Four pounds of corned beef for two people is a lot of corned beef. Yet it is also not nearly enough. This corned beef was amazing and I had to keep myself from eating half of it in one sitting. After I corned it for four days (one day per pound), I rinsed it and then braised it in water plus about a cup of hard cider for two and a half hours, adding cabbage, carrots and onions in the last thirty minutes. What came next, however, made all the difference: I slathered the fatty side of the brisket with a honey and mustard glaze and put in under the broiler for about four minutes (or until the honey started to caramelize).
The first night I served slabs in a bowl with broth and veggies.
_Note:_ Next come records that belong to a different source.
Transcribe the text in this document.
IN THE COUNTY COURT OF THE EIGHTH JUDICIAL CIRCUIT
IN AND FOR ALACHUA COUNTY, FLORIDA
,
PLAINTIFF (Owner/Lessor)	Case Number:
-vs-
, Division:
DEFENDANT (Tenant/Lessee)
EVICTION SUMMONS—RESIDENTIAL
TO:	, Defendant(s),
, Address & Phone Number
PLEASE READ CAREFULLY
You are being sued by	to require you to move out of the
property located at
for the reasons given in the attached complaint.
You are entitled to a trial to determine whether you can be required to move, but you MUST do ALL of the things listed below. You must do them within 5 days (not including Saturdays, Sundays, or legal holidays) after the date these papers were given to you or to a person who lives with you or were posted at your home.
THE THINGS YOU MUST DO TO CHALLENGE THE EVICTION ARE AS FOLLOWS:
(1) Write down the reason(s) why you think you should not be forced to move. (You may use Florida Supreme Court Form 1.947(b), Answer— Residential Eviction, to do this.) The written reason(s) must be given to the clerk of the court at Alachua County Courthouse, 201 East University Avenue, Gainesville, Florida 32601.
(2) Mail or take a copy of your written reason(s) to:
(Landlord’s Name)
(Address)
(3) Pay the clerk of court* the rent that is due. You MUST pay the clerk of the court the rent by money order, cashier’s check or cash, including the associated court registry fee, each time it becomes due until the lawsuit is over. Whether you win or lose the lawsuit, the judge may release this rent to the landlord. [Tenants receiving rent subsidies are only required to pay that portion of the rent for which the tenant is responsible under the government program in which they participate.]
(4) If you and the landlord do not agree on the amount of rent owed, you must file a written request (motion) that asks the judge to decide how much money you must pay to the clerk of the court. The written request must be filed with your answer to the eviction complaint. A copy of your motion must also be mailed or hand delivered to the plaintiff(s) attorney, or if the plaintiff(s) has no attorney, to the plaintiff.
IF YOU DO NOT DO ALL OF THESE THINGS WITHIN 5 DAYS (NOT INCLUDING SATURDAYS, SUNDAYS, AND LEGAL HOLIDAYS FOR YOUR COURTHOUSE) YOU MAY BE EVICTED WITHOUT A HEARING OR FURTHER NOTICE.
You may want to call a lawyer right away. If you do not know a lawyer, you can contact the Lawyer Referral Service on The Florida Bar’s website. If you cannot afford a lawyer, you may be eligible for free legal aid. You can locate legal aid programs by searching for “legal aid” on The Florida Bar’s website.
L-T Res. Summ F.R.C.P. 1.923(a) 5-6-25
Classic corned beef and cabbage. It was good, but the broth was a bit salty and sour. Maybe too much so for a lot of eating on its own. I’m going to doctor it up for a better tasting soup in the next few days.
The following day I made reubens. These were amazing, especially with the creamy, sour, sweetness of all of the ingredients. The basic preparation includes Russian dressing (I made my own with mayo, ketchup, minced home-canned dill pickles) on both sides of the bread. I warmed the sandwich open-faced in the oven: slices of meat on one side, sauerkraut and swiss cheese on the other, and then assembled for a final toasting of the bread. Really, one of the best sandwiches in the world. I would have taken a picture, but I couldn’t wait that long to eat it.